Before I start this review I should mention that I have wanted to be in publishing since I was a child. From the perspective of a child watching shows like The Devil Wears Prada and Ugly Betty, I have found the job of Editor in Chief fascinating. As a writer now twelve years later, I still find the job captivating. Someone who manages editors, and plans the layout, finds assets for editors and writers to use, and writes their own articles.
So what does this have to do with a new video game published on Steam going into Early Access? Well, Above The Fold is a game about you becoming the Editor in Chief of a local newspaper. With limited funds and a modest demographic, you are tasked with becoming a news mogul. Around the same time I discovered my love of publishing, I found this worship of business simulators. Above the Fold is everything I have ever wanted out of a video game.
As you are the new boss, aside from the publisher, you have a lot of management to handle. You have to balance the budget with ad space, hiring more than three history buffs, a local reporter, and a health columnist; alongside balancing political bias with subscriptions. Which is funny as a Scottish person because, in the UK, the majority of news is owned by media mogul Rupert Murdoch, who shows a significant political preference.
You are also met with random events, such as plumbing issues and a homeless campaign asking for ad space at a reduced cost or on goodwill alone. I thought this would result in consequences such as a business refusing to take space in your paper. However, it seems the ramifications are based on political opposition, rather than the result of charity itself. It does seem to be more understandable that businesses would see the homeless campaign as a handout or capitalism’s unkind hand striking down a good cause.
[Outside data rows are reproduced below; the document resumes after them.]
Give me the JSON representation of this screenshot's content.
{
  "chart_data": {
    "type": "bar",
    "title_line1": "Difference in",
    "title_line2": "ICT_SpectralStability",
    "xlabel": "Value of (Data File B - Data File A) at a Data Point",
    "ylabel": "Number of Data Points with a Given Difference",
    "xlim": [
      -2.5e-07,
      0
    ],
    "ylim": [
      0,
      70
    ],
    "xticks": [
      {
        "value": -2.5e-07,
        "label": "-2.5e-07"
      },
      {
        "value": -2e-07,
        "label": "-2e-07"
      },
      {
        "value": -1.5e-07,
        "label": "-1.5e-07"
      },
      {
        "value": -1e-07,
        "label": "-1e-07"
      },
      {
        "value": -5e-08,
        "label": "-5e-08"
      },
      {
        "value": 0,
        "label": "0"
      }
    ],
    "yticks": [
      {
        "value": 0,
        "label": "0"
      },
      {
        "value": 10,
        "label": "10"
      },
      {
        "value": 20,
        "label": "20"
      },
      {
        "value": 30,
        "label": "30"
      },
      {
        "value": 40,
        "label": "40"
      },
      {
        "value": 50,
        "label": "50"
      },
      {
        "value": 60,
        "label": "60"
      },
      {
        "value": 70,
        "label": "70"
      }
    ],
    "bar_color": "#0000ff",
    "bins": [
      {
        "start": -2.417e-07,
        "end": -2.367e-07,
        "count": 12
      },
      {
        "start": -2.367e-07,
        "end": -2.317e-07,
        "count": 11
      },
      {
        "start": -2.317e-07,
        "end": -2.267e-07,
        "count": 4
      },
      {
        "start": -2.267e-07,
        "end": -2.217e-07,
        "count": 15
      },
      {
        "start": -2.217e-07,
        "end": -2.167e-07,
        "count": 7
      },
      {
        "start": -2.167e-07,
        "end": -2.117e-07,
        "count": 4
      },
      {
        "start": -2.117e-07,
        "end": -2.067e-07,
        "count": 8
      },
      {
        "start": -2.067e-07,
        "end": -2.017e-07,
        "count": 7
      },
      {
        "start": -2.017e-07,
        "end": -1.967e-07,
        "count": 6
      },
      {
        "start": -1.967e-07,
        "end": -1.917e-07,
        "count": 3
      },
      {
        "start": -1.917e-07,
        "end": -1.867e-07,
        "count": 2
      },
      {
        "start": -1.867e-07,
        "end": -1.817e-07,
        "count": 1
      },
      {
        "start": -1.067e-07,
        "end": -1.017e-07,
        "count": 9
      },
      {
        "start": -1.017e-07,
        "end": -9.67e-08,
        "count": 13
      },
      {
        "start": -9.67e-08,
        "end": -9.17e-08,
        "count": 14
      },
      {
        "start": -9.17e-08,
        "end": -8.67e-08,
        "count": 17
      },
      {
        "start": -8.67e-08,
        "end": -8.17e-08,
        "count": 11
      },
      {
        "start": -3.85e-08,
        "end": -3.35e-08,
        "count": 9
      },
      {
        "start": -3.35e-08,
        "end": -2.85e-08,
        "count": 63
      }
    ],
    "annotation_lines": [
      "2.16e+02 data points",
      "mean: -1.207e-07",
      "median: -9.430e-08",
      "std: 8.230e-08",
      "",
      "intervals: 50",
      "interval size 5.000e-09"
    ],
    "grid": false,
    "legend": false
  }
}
Alas, the focus is established as you pandering to one political side over another, rather than a business making money.
Nevertheless, I do have more than mechanic issues with the game. Now, as much as I relish the art direction, which is easily accessible and appealing, there are visual concerns with Above The Fold. The map icons representing articles to write and ads to promulgate are indistinguishable with their environment. This concern is resolved by the game’s day-night cycle. When the map turns to night, these bright and colorful symbols stand out from their background in those fleeting moments of darkness.
There’s one more important concern in my repertoire. There is a lack of audible depth. Yes, there are sound effects, in a surprisingly minuscule amount, but there is still a lack thereof. For example, the office is silent before starting your day, and on the map overview there is no city or town sound effects, resulting in what feels like a ghost town. The last area of silence is before print, where the industrial printing of your paper is expected to take place. Given progression does take time as you play every day in four years, you will find yourself yearning for music or a podcast to fill the stillness. This is not expressly a fault but does feel strange.
On the other hand, almost everything does feel in place. When I’m in the office and I’m faced with confronting a wall of numbers, I stop to organize my tabs, buy lunch for staff, and check updates. Nearly everything aside from doing work. I enjoy this respite, as it gives you a moment to breathe from the hectic nature of finding stories, finding writers, working on deadlines, and keeping staff comfortable. I have a problem with forgetting the staff I have hired. This isn’t good for morale, as if you don’t put their work on the front page, they get angry.
As much as I do appreciate Above The Fold, there are Early Access matters I think require addressing. Most notably, when scrolling through writers while in the map overview, you have to move the cursor over to an arrow which takes seconds out of finding articles. This would be solved by using the scroll function on your mouse, as it doesn’t have a function in the game anyhow.
Another problem I have had is with journalist moods. There are many indicators to tell you if they are happy or sad. You have, how many top articles (headlines) they received, a quote on their mood, a mood percentage, and their preferred pieces to write. Simply a lot of information to determine how happy someone is, but no indication of what exactly pleased them in the first place. The aforementioned quotes are entirely vague statements such as, “Yesterday was fun. Let’s do more of that.” This would be good information if I could remember the article they wrote, but I can’t even remember their names.
These are quality of life suggestions that could improve the experience, which could be said of the finance tab as well. The finances tab features a wall of numbers, yet with a few charts and a real in-game-time expense report ticking down, I may have a better understanding of my outgoings. I have lost a great paper filled with wonderful writers as a result of my thoughtless spending on upgrades, forgetting monthly expenses being sky high, and considerably low income.
In conclusion, I think Above The Fold is a simulator that accomplished my personal desire for a publication simulation. However, do I think there is a need or want for it? Yes, there is a place for Above The Fold. I think with monetary support and player feedback Above The Fold will release as a pleasant business management game.
A PC copy of Above The Fold was provided by the Rasmus Rasmussen for the purposes of this review.